We talked about a “location” to be defined later. It’s time now to define it. Here’s the structure:
(defstruct (location) (row nil) ;; 1-offset row number (column nil) ;; 1-offset column number (shift :UNSHIFTED) (width 1) (category-1 nil) (category-2 nil))
The row and column are just the 1-offset locations on the calculator keypad, with the 1,1 entry being the upper-left key on the calculator. The shift field indicates whether the function is associated with one of the three shift keys. These keys allow a single operation key to have up to four different behaviours, depending on whether or not a shift key was pressed before the key itself. The three keys have colours that match the label colour on the key. They are f (yellow), g (blue), and h (black). The width indicator is because the ENTER key is double-width, so we want to be able to indicate that in the key layout. The category fields are there for use in non-GUI interfaces. For a command-line interface with button names laid out above, it makes sense to group like functions together for clarity. In that way, we can say that the sine function is in the :TRIGONOMETRY category-1, and the inverse sine is in the :TRIGONOMETRY category-1 and :INVERSE category-2.

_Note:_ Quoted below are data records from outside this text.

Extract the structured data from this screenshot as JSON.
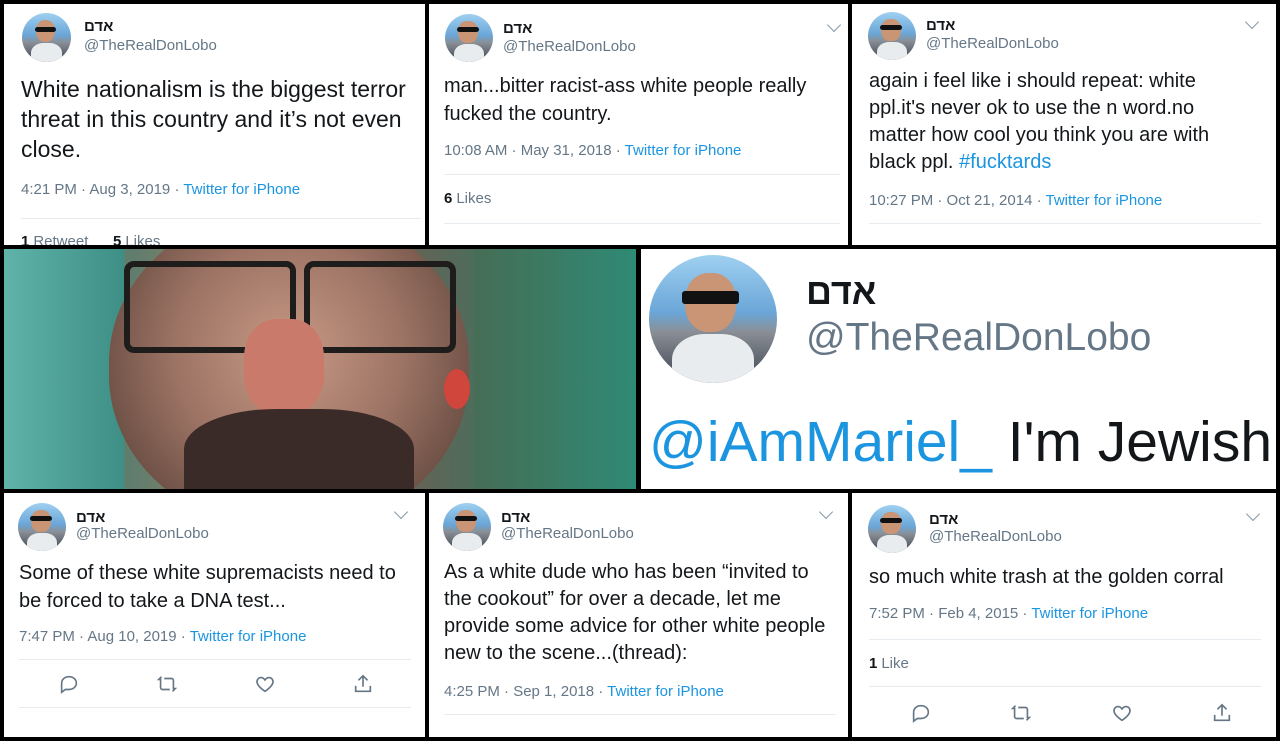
{
  "user": {
    "display_name": "אדם",
    "handle": "@TheRealDonLobo"
  },
  "tweets": [
    {
      "text": "White nationalism is the biggest terror threat in this country and it’s not even close.",
      "time": "4:21 PM · Aug 3, 2019",
      "source": "Twitter for iPhone",
      "retweets": "1",
      "retweets_label": "Retweet",
      "likes": "5",
      "likes_label": "Likes"
    },
    {
      "text": "man...bitter racist-ass white people really fucked the country.",
      "time": "10:08 AM · May 31, 2018",
      "source": "Twitter for iPhone",
      "likes": "6",
      "likes_label": "Likes"
    },
    {
      "text": "again i feel like i should repeat: white ppl.it's never ok to use the n word.no matter how cool you think you are with black ppl.",
      "hashtag": "#fucktards",
      "time": "10:27 PM · Oct 21, 2014",
      "source": "Twitter for iPhone"
    },
    {
      "text": "Some of these white supremacists need to be forced to take a DNA test...",
      "time": "7:47 PM · Aug 10, 2019",
      "source": "Twitter for iPhone"
    },
    {
      "text": "As a white dude who has been “invited to the cookout” for over a decade, let me provide some advice for other white people new to the scene...(thread):",
      "time": "4:25 PM · Sep 1, 2018",
      "source": "Twitter for iPhone"
    },
    {
      "text": "so much white trash at the golden corral",
      "time": "7:52 PM · Feb 4, 2015",
      "source": "Twitter for iPhone",
      "likes": "1",
      "likes_label": "Like"
    }
  ],
  "reply": {
    "mention": "@iAmMariel_",
    "text": "I'm Jewish"
  },
  "icons": [
    "reply-icon",
    "retweet-icon",
    "like-icon",
    "share-icon",
    "chevron-down-icon"
  ],
  "colors": {
    "link": "#1b95e0",
    "muted": "#657786",
    "text": "#14171a"
  }
}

So, what do our key definitions look like now? Here’s a set of 5, the arithmetic operations down the left side of the keypad:
(define-op-key (:location (make-location :row 5 :col 1 :category-1 :ARITHMETIC) :abbreviation "-" :documentation "Subtracts X from Y") X <- (- Y X)) (define-op-key (:location (make-location :row 6 :col 1 :category-1 :ARITHMETIC) :abbreviation "+" :documentation "Adds X to Y") X <- (+ Y X)) (define-op-key (:location (make-location :row 7 :col 1 :category-1 :ARITHMETIC) :abbreviation "*" :documentation "Multiplies Y by X") X <- (* Y X)) (define-op-key (:location (make-location :row 8 :col 1 :category-1 :ARITHMETIC) :abbreviation "/" :documentation "Divides Y by X") X <- (/ Y X)) (define-op-key (:location (make-location :row 8 :col 1 :shift :H-BLACK :category-1 :ARITHMETIC) :abbreviation "!" :documentation "Computes X factorial") (assert (and (integerp X) (>= X 0))) (let ((result 1)) (dotimes (i X) (setf result (* result (1+ i)))) X <- result))
The code in this state is checked into the github repository under the tag “v2014-10-23”.